What do Vision Transformers Learn? A Visual Exploration

Visualizations

ViT Models:

To visualize the features of the ViT models:

PYTHONPATH=. python experiments/it15/vis35.py -l <layer_number> -f <feature_number> -n  <network_number> -v <tv_coefficient>

For example:

PYTHONPATH=. python experiments/it15/vis35.py -l 4 -f 20 -n  35 -v 0.1

Clip Models:

To visualize the features of the CLIP models:

PYTHONPATH=. python experiments/it15/vis98.py -l <layer_number> -f <feature_number> -n  <network_number> -v <tv_coefficient>

For example:

PYTHONPATH=. python experiments/it15/vis98.py -l 4 -f 20 -n  98 -v 0.1

For the ViT models the -n option should be in [34, 35, 36, 37, 38, 39], and for the CLIP models the -n option should be in [94, 95, 96, 97, 98, 99]

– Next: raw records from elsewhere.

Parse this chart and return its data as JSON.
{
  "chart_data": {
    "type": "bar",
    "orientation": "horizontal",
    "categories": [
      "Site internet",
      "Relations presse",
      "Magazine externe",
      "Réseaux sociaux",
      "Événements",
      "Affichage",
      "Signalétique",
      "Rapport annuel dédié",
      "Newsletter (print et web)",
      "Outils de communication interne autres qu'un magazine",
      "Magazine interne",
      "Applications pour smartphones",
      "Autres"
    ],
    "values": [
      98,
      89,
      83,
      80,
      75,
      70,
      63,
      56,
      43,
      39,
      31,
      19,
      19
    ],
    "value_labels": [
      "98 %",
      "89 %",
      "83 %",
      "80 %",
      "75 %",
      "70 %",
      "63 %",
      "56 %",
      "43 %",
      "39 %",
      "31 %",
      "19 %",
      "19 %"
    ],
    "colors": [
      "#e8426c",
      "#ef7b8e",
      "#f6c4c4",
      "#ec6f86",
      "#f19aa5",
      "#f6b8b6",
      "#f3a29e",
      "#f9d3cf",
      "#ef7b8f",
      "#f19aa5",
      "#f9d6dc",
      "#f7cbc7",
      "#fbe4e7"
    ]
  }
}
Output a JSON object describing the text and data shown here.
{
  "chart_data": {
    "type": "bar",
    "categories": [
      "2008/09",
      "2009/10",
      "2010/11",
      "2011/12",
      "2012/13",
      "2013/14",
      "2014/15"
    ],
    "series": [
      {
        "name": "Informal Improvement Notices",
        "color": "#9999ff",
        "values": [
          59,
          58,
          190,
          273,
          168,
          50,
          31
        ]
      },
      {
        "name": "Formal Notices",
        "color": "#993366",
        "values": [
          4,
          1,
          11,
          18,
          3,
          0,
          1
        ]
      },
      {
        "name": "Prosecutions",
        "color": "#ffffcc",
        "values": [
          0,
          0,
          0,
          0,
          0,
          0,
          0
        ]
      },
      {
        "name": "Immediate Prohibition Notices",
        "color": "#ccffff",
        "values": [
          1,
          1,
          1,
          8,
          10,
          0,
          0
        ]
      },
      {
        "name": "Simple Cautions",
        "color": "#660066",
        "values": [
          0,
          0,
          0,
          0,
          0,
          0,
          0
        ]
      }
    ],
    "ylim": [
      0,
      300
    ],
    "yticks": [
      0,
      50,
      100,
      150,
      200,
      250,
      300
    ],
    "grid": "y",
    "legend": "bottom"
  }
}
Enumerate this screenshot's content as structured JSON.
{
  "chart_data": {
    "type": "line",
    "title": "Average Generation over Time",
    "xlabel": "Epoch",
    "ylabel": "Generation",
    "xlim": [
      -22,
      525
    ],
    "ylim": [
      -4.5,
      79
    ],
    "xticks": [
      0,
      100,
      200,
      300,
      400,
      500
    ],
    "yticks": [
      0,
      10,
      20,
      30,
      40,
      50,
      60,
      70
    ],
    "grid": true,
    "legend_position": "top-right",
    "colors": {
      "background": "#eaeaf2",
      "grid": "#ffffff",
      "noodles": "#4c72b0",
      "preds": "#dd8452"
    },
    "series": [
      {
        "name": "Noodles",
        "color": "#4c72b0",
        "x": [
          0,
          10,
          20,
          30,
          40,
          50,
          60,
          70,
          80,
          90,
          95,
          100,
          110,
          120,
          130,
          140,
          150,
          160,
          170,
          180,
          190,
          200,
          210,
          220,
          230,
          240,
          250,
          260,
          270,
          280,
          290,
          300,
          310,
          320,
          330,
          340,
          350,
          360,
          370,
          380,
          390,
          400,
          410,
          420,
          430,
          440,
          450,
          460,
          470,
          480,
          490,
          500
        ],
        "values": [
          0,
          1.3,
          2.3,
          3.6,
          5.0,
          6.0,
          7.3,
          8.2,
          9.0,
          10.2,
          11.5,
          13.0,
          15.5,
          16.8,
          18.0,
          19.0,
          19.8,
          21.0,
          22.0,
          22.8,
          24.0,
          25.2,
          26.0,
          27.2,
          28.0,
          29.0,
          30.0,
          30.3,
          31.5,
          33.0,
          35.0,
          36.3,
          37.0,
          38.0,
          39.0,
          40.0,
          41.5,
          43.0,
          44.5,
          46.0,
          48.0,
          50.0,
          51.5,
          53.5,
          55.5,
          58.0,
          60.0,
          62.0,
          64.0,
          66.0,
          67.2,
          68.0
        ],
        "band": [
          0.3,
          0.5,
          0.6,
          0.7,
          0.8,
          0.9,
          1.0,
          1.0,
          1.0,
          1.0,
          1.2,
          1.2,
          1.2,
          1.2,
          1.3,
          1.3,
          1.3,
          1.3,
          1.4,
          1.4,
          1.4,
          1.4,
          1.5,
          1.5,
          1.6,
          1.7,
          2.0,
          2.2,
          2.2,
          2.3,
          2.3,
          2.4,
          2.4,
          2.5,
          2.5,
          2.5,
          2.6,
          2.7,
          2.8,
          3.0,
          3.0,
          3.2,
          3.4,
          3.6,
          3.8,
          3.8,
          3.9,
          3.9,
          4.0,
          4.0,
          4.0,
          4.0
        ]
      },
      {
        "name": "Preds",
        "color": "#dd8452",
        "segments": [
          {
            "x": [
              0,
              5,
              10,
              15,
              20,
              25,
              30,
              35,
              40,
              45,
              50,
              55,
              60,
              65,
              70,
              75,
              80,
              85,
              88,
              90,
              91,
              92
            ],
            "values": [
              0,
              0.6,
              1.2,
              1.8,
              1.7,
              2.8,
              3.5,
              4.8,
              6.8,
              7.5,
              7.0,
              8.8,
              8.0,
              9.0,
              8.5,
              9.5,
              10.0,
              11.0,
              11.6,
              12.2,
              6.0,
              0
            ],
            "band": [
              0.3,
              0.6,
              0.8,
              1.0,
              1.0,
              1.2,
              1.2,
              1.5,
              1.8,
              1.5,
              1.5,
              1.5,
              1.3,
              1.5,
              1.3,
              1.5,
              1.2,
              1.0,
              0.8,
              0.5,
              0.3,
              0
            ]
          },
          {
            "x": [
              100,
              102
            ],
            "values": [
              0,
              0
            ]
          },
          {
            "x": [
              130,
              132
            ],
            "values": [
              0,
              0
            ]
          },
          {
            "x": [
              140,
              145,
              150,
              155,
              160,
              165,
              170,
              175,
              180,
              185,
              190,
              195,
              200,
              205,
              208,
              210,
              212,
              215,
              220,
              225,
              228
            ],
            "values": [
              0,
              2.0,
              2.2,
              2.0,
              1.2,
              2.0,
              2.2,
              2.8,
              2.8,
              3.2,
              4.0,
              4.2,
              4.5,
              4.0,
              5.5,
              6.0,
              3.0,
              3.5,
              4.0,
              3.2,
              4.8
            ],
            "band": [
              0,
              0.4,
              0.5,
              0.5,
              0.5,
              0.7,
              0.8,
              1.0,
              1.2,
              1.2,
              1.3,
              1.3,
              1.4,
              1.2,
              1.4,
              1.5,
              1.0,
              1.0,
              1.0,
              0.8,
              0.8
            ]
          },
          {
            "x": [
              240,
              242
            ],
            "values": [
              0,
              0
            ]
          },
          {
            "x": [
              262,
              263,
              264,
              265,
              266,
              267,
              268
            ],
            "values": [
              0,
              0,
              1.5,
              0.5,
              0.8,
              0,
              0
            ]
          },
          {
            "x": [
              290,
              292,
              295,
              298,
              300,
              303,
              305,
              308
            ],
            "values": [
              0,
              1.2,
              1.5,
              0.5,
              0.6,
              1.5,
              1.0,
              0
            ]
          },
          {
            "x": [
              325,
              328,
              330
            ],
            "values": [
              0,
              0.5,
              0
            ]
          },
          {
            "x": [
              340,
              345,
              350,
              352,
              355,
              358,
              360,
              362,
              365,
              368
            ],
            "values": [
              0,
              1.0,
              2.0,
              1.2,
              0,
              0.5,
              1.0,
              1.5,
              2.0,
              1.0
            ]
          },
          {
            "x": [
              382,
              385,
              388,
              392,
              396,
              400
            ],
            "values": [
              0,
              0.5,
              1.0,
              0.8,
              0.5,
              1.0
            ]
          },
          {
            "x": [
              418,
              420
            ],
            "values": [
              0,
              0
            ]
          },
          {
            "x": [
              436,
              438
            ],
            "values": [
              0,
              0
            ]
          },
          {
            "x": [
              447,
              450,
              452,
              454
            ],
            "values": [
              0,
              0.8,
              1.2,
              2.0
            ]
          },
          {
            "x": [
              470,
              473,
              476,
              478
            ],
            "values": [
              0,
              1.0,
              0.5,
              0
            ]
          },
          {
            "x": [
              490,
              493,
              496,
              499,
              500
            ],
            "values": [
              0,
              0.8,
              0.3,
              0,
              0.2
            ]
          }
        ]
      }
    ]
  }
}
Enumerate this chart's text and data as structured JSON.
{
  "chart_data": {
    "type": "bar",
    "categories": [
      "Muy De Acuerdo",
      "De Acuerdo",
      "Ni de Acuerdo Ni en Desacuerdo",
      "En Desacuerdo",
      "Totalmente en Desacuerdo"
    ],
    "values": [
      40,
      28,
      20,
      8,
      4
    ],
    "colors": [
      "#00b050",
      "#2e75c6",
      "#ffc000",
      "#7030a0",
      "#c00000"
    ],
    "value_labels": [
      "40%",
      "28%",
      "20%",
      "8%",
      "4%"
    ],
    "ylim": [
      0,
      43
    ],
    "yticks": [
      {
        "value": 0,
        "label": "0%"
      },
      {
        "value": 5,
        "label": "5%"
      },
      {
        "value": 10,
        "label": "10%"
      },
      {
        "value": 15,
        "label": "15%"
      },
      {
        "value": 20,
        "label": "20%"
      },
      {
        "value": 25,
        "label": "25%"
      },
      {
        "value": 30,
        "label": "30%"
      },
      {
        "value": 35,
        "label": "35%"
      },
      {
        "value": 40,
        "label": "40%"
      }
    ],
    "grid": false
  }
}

To list all the available network numbers use:

python show_models.py

Here we list some of them:

  • 34: ViT0_B_16_imagenet1k
  • 35: ViT1_B_32_imagenet1k
  • 36: ViT2_L_16_imagenet1k
  • 37: ViT3_L_32_imagenet1k
  • 38: ViT4_B_16
  • 39: ViT5_B_32
  • 94: CLIP0_RN50
  • 95: CLIP1_RN101
  • 96: CLIP2_RN50x4
  • 97: CLIP3_RN50x16
  • 98: CLIP4_ViT-B/32
  • 99: CLIP5_ViT-B/16

We use the timm library to load the pretrained models. After running these commands, you can find the visualizations in the desktop folder.

Other experiments done in the paper can be found in the experiments folder.

For the experiments that we need to load the imagenet dataset like the isolating CLS experiment, the code assumes that the dataset is in data/imagenet/train for the training set, and data/imagenet/val for the validation set.

We will update the readme with more instructions on how to run other experiments soon.